National Beat Reporter
Iran, the United States, and five other world powers have reached a historic preliminary framework agreement for a plan to limit Iran’s nuclear program for 15 years. After two years of negotiations and decades of tense relations between Iran and the United States, Iran will be agreeing to several stipulations in exchange for relief from certain longstanding sanctions. A final deal is expected to be announced by the end of June. This multifaceted story contains many historical, political, and cultural levels that can’t possibly be covered completely, but what follows is a basic breakdown of the deal.
Quid Pro Quo
Iran’s economy has been crippled by sanctions imposed by both the U.S. and the UN Security Council for years following the Iranian Revolution in 1979. In order for Iran to remain competitive in the 21st century and grow its economy, they need these sanctions lifted. In order to get them removed, they had to make a deal with the U.S. and other world powers, the details of which were decided by diplomatic representatives from the negotiating nations in Lausanne, Switzerland. In exchange for the lifting of certain sanctions, Iran agrees to place limits on and slowly reduce its sophisticated nuclear program.
Iranian Nuclear Program
For centuries, Iran has been an extremely active center of cultural, religious, scientific, and political thought. Because of this, Iranian national pride runs very deep. With the growing influence and power of Western nations during the 19th and 20th centuries, Iran has been struggling against what it sees as Western efforts to control or weaken Iran and its influence in the region. Iran’s nuclear program has gone beyond its peaceful purpose of supplying power, and has become a type of deterrent against a potential attack or invasion from Western nations and their allies. The more the world tells Iran it cannot continue its nuclear program, the more important maintaining the program becomes for Iranian nationalism.
In terms of Iranian domestic politics, the nuclear program has become a hot button issue on which many politicians campaign. In the aftermath of the U.S.’s invasions of Iraq and Afghanistan in 2001 and 2003, this intense Iranian nationalism and commitment to the nuclear program led to an anti-U.S. majority in the Iranian parliament in 2004 and brought Mahmoud Ahmadinejad to power in 2005.
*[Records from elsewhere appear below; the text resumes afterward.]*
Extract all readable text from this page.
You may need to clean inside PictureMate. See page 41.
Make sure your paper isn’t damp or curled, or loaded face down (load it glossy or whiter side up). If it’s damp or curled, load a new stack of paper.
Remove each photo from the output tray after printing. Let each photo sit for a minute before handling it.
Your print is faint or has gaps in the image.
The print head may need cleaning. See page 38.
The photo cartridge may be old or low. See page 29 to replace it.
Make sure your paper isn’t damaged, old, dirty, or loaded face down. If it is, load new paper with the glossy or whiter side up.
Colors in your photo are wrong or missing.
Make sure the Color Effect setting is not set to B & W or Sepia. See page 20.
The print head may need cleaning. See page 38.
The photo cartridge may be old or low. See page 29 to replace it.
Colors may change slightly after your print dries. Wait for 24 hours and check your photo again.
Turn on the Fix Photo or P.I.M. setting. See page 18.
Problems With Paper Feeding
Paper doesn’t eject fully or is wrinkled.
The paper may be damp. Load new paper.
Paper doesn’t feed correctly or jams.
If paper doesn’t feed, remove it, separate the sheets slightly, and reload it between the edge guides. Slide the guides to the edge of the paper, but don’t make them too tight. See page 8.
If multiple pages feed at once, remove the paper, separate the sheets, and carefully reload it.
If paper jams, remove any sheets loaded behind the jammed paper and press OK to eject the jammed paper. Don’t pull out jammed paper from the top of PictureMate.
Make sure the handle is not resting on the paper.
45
Although having a sophisticated nuclear program has kept Iran free from invasions or attacks, its economy continues to suffer. Iran has reached a point where it must relinquish its deterrents and perceived security in exchange for having a population whose quality of life is worth securing. The deal will involve Iran pursuing a peaceful nuclear program with the sole intent of providing its citizens with power.
The Nitty Gritty
The process to craft a nuclear bomb involves uranium and plutonium, and Iran has the technology to enrich these and other materials to make an atomic bomb. The deal will involve Iran limiting its uranium production materials for at least 10 years. Iran will have to reduce the amount and quality of the enriched uranium produced, and will ban building any new enrichment facilities for the next 15 years. Iran has also agreed to cut its number of operating centrifuges by two-thirds.
Currently, Iran has enough materials to develop a nuclear weapon in two to three months. The amount of time it would take Iran to develop a nuclear weapon with their current nuclear infrastructure has often been referred to as a “breakout time” and has been a key issue in the negotiations. The stipulations in the agreement would effectively increase Iran’s breakout time to one year. Iran has also agreed to invasive inspections by the International Atomic Energy Agency. The agency will have access to all disclosed and undisclosed enrichment facilities, supply chains, and uranium sources.
In return, the U.S. promises to offer sanctions relief to Iran, as well as lifting any UN Security Council resolutions regarding Iran’s nuclear capabilities. Even with all these imposed changes, Iran will still be subject to the guidelines of the Treaty on the Non-Proliferation of Nuclear Weapons.
The framework agreement does not contain any stipulations regarding Iran’s history of funding terrorism in neighboring countries, nor its reputation of repeated human rights abuses.
The technical details of the plan have yet to be written and are expected to be completed by June 30.